Things are starting to shape up a little bit, but honestly, what I have now is what my SECOND pass of blocking should have looked like. I'm not exactly sure why I got so stuck. It probably had something to do with being depressed after I moved back to Utah, and something to do with it being so long since I had actually animated after no animation assignments during Class 5 (Story Development) and getting scared of the animation process a little bit.

I've been reading David Mamet's book On Directing Film and it has really helped me solidify in my mind how to analyze and strengthen my film as a whole, how to approach the creative decisions involved in making a film - "do I need this?", "what's missing here?", "what is the purpose of this shot?", "what happens if I take this shot out?", etc.

They are questions I've already been asking, but not on this level. The more I work at the film, the more it tells me what it needs.

It's the classic artist struggle - how do I get what's in my head out there on the screen?
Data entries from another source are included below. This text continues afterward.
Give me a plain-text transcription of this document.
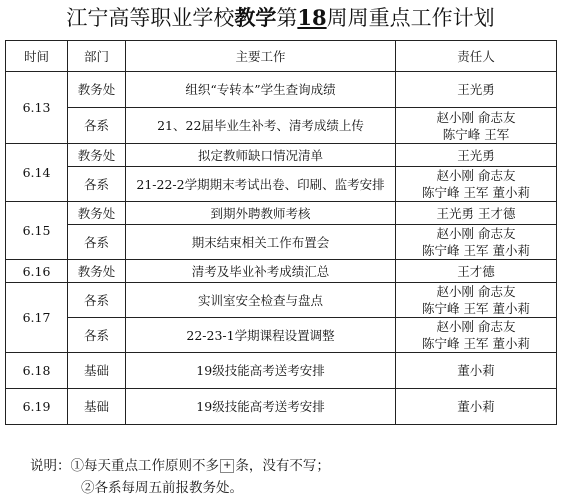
江宁高等职业学校教学第18周周重点工作计划
时间	部门	主要工作	责任人
6.13	教务处	组织“专转本”学生查询成绩	王光勇

	各系	21、22届毕业生补考、清考成绩上传	赵小刚 俞志友
陈宁峰 王军

6.14	教务处	拟定教师缺口情况清单	王光勇

	各系	21-22-2学期期末考试出卷、印刷、监考安排	赵小刚 俞志友
陈宁峰 王军 董小莉

6.15	教务处	到期外聘教师考核	王光勇 王才德

	各系	期末结束相关工作布置会	赵小刚 俞志友
陈宁峰 王军 董小莉

6.16	教务处	清考及毕业补考成绩汇总	王才德

6.17	各系	实训室安全检查与盘点	赵小刚 俞志友
陈宁峰 王军 董小莉

	各系	22-23-1学期课程设置调整	赵小刚 俞志友
陈宁峰 王军 董小莉

6.18	基础	19级技能高考送考安排	董小莉

6.19	基础	19级技能高考送考安排	董小莉
说明：①每天重点工作原则不多 + 条，没有不写；
②各系每周五前报教务处。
I've had several breakthroughs in my animation recently and i'm finally applying a lot of the principles and coming up with a workflow that seems to work for me, which is exciting. I have never been more challenged and have never grown as much. I've also never worked as hard, though that has happened in fits and spurts. Despite the rockiness of being part of the first class to go through, I do not regret my decision to learn at AnimationMentor.

I am currently considering retaking the short film class to give me more time to finish my film.